Personal information
- Full name: Sergey Vladimirovich Gorbunov
- Born: 10 July 1970 Nizhny Novgorod, Russian SFSR
- Died: 20 December 2001 (aged 31) Moscow, Russia
- Height: 2.01 m (6 ft 7 in)

Volleyball information
- Position: Outside hitter
- Number: 13 (national team)

Career
| Years | Teams |
| 1986–1994 | Dinamo Moscow |
| 1994–1995 | Turkish League |
| 1995–1996 | SICC Rovigo |
| 1996–1997 | Wuber Schio |
| 1997–1998 | AS Cannes |
| 1998–1999 | Videx Grottazzolina |

National team
| 1991 1992 | Soviet Union CIS |

Honours
Men's volleyball
Representing Soviet Union
World Cup
| Gold medal – first place | 1991 Japan | Team |
World League
| Bronze medal – third place | 1991 Milan | Team |
European Championship
| Gold medal – first place | 1991 Germany | Team |

= Sergey Gorbunov =

Russian volleyball player

Sergey Vladimirovich Gorbunov (Сергей Владимирович Горбунов; 10 July 1970 – 20 December 2001) was a Russian volleyball player. He competed in the men's tournament at the 1992 Summer Olympics in Barcelona, finishing in seventh place.

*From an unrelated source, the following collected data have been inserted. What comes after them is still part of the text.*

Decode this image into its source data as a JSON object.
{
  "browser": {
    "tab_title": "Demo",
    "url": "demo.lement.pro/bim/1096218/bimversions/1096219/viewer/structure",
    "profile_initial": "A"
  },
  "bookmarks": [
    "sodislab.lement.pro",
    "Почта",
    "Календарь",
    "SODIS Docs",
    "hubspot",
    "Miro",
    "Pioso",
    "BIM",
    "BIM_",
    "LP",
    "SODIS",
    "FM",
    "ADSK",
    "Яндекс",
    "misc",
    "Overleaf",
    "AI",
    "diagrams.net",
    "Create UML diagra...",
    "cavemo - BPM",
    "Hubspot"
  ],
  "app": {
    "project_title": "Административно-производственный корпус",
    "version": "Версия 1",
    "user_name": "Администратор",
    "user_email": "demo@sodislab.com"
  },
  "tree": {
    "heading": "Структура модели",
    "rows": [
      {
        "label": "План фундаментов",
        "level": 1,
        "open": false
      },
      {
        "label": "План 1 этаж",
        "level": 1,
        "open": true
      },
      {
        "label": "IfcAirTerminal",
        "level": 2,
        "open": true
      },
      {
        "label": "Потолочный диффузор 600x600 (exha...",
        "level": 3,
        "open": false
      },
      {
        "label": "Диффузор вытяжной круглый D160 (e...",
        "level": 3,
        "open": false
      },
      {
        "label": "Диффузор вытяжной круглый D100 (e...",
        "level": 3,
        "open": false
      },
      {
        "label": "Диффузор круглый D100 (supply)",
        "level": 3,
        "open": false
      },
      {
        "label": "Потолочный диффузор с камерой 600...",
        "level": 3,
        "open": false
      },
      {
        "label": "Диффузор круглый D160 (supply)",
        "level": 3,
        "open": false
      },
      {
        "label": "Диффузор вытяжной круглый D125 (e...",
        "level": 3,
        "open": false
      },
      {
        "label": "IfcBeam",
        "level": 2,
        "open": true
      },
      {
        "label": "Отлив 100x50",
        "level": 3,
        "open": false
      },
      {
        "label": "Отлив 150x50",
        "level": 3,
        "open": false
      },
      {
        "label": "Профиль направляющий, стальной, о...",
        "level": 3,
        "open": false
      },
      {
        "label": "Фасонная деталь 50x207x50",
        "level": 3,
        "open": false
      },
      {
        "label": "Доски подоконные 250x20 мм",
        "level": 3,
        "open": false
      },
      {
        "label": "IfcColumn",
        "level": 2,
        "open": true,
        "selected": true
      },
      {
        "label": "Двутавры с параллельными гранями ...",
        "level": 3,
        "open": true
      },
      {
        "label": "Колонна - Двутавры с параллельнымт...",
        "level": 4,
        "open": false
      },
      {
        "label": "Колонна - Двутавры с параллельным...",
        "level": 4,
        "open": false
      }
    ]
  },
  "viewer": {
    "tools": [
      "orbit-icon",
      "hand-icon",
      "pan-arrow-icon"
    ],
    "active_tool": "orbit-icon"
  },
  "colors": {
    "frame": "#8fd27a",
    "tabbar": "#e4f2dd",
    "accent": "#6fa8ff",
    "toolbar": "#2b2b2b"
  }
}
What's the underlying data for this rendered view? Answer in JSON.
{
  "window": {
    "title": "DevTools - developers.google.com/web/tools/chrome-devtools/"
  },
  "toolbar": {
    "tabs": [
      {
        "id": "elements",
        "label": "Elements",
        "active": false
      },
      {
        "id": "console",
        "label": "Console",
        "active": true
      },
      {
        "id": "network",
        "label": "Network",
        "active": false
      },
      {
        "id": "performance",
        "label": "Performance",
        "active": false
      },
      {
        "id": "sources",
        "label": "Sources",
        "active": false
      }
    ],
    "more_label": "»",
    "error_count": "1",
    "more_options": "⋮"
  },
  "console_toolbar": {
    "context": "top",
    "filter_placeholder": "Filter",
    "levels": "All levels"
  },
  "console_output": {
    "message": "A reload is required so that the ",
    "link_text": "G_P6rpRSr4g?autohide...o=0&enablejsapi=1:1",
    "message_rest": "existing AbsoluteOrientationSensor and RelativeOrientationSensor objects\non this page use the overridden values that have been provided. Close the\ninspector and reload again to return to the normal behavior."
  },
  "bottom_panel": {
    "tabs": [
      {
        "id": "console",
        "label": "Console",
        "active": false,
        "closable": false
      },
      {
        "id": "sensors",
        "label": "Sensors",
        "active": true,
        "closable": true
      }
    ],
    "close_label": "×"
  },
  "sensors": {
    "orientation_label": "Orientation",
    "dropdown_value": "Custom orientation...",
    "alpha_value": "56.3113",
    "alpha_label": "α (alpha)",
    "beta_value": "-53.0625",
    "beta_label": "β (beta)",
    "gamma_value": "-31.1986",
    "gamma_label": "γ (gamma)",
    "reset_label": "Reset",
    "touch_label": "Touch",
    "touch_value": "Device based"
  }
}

Gorbunov won a gold medal representing the Soviet Union at the 1991 World Cup in Japan. He also won a gold medal with the Soviet team at the 1991 European Championship in Germany.

==Death==

Gorbunov died on 20 December 2001 in a Moscow hospital after experiencing a high fever for three days.